Auch deutsche Doping-Experten bezweifeln Konsequenzen aus den von der französischen Sportzeitung «L'Equipe» öffentlich gemachten neuen Doping-Anschuldigungen gegen den amerikanischen Rad-Profi. «Die Frage ist zuerst einmal, ob die Tests rechtskräftig genug sind, um zu einer Anklage zu führen», sagte der Geschäftsführer der Nationalen Anti- Doping-Agentur (NADA), Roland Augustin, am Dienstag. «Und wenn man nur wissenschaftliche Forschungsarbeit gemacht hat, gehören die Ergebnisse nicht in die Medien und man sollte eine genaue Kenntnis der Rechtslage in den USA haben, bevor man sie öffentlich macht.»Augustin kritisierte besonders die Vorgehensweise des französischen Doping-Kontrolllabors Châtenay-Malabry bei Paris, das im vergangenen Jahr laut «L'Equipe» in sechs Urinproben des siebenmaligen Tour-de-France-Siegers aus dem Jahr 1999 Spuren des Blutdopingmittels Erythropoietin (EPO) nachgewiesen hat. «Wenn es so gelaufen ist, bin ich entsetzt, weil man dann wissenschaftliche Ergebnisse decodiert und an die Öffentlichkeit getragen hat», bemängelte Augustin.
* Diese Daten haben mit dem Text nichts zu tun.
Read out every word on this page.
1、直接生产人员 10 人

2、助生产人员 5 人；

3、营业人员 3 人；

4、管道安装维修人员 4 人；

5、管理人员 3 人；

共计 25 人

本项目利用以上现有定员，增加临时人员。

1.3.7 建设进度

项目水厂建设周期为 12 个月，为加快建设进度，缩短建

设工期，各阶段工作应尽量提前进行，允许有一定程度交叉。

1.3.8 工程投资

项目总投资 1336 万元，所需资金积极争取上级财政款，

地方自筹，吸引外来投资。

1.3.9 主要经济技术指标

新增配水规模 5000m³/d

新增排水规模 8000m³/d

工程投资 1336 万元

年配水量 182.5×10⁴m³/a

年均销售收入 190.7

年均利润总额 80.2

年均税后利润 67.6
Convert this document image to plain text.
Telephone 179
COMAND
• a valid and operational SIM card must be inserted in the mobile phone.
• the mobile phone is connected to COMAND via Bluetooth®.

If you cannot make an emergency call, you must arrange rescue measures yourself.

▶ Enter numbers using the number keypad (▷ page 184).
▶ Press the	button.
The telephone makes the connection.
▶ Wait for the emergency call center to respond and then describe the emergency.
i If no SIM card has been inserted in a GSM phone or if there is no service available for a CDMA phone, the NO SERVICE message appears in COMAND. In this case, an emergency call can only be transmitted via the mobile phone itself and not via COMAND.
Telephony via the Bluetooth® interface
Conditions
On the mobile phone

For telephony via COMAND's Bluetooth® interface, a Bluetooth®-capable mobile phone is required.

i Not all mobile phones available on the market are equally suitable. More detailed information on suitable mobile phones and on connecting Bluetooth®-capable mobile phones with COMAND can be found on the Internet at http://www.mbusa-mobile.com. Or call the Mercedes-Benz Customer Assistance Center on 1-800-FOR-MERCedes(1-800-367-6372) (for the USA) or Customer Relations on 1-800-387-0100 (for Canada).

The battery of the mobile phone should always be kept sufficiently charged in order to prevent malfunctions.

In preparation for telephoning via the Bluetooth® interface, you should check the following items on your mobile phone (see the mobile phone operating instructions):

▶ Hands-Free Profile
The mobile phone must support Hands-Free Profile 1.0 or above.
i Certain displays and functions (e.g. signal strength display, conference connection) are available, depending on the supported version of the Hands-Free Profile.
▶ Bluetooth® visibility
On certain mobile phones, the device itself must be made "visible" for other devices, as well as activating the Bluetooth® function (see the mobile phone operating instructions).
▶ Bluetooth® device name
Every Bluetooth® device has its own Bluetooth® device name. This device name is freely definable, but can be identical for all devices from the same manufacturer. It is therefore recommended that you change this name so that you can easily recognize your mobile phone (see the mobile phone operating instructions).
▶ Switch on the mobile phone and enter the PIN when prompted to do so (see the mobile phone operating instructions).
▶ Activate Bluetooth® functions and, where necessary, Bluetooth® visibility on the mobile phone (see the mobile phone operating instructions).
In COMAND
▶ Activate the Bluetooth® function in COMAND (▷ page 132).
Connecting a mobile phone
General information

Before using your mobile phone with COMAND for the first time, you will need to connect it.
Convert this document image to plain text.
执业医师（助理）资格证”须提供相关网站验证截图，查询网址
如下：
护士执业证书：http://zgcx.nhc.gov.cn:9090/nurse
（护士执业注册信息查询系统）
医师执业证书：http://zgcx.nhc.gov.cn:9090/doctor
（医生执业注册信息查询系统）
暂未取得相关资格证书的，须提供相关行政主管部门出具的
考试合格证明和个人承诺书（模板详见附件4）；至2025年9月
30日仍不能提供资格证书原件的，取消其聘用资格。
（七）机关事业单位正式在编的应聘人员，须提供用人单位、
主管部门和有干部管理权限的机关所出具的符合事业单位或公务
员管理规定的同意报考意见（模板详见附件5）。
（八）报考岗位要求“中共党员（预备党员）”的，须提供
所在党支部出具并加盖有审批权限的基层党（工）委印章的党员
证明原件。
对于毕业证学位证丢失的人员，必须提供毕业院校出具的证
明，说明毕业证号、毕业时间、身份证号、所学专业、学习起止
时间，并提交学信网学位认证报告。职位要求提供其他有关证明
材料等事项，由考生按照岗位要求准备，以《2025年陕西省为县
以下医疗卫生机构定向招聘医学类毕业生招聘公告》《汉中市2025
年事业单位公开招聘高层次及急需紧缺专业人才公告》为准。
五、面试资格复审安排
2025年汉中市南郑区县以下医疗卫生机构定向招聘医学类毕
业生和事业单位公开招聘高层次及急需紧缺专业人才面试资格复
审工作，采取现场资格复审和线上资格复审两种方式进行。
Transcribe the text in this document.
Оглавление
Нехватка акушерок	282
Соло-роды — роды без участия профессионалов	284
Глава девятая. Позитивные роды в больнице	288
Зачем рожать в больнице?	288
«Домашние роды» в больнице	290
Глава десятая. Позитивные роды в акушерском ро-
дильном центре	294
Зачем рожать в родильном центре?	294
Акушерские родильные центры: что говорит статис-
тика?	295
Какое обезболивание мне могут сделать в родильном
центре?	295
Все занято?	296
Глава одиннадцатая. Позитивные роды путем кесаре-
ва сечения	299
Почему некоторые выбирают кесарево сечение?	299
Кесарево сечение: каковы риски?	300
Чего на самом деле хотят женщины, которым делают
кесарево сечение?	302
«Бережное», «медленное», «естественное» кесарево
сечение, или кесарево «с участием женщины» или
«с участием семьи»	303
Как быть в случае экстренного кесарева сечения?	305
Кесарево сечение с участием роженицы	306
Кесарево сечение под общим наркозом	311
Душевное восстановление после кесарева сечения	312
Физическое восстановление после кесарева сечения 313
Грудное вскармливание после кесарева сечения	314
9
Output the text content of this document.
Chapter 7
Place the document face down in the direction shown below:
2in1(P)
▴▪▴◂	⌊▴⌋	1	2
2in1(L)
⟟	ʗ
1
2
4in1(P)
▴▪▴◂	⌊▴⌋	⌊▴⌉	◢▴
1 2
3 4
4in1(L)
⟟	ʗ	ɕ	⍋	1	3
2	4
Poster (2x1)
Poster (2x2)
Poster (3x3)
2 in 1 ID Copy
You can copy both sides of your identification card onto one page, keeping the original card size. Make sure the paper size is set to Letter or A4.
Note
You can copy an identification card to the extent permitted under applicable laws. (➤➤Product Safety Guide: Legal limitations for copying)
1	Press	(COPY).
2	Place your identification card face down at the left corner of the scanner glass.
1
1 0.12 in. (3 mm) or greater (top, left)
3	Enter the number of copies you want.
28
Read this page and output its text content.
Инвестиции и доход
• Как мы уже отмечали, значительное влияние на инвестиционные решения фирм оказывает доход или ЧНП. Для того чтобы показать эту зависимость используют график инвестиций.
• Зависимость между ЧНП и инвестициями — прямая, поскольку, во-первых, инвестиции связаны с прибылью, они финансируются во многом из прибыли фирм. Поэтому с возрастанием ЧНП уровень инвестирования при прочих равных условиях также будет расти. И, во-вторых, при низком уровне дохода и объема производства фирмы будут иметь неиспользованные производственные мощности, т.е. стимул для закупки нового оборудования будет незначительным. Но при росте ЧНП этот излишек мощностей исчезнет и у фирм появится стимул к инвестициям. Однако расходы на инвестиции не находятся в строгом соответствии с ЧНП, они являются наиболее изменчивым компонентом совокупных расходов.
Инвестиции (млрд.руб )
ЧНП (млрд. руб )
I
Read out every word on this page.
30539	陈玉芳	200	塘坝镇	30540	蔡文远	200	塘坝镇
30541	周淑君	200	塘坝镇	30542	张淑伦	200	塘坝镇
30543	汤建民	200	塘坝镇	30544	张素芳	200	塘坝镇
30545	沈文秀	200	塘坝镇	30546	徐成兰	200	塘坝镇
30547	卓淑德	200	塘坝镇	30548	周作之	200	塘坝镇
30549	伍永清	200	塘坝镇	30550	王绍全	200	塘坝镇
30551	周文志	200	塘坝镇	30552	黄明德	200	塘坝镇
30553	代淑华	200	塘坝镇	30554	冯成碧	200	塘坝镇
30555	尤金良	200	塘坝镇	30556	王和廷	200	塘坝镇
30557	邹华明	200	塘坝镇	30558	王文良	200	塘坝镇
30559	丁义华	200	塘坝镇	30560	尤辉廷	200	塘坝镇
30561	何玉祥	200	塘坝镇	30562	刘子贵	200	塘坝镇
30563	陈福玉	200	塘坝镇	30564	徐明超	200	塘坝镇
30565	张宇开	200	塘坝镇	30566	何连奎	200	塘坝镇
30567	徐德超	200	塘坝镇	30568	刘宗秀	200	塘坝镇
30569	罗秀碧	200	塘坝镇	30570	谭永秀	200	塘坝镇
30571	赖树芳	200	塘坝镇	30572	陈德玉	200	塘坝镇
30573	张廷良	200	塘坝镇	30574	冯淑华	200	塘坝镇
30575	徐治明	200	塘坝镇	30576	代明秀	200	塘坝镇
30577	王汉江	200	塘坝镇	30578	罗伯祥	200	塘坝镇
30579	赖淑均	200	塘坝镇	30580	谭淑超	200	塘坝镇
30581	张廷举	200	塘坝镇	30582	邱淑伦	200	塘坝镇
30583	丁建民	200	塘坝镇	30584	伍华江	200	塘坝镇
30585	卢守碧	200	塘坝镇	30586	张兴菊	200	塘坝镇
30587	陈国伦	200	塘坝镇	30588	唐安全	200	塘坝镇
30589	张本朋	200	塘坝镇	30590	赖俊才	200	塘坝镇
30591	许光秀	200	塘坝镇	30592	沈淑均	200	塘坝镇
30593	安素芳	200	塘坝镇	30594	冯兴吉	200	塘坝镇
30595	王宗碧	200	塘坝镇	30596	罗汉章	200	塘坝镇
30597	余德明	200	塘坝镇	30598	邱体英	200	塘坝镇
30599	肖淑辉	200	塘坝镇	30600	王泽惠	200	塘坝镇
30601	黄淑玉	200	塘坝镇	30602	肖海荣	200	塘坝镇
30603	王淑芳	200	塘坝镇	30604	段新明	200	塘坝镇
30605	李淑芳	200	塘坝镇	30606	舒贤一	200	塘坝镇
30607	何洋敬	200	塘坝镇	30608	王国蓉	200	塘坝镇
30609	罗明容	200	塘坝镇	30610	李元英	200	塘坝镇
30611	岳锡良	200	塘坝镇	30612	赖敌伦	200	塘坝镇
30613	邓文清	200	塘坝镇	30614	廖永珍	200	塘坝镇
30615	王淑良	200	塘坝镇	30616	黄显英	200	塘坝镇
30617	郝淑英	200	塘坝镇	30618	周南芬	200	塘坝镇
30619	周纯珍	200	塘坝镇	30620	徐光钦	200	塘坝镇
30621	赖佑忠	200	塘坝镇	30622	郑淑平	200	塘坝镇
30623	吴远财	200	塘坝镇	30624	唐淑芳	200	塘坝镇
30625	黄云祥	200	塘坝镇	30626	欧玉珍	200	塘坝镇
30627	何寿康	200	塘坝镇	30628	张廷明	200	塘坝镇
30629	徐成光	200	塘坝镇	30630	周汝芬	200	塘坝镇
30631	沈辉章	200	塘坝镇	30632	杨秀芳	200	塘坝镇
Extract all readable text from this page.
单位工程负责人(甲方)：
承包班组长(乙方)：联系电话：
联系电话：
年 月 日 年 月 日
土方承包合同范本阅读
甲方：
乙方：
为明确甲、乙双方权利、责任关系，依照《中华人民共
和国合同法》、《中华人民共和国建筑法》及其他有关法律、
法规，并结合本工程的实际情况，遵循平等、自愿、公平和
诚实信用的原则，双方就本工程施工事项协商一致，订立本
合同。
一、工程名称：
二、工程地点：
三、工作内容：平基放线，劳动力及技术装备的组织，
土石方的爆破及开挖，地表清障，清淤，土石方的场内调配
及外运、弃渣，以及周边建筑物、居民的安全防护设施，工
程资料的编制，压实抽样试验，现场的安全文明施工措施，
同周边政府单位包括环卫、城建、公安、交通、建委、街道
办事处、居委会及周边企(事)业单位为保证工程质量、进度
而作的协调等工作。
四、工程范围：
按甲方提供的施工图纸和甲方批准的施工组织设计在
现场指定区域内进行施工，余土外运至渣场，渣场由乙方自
Augustin sieht international akzeptierte Regularien von den französischen Wissenschaftlern verletzt. «Es gibt Spielregeln, an die man sich halten muss. Wenn man die Ergebnisse 2004 schon hatte, ist der Zeitpunkt und die Art und Weise der Reaktion darauf höchst verwunderlich», sagte Augustin. «Dann kann man sie gleich in einer Mensa ans Schwarze Brett hängen. Das geht nicht.» (nz)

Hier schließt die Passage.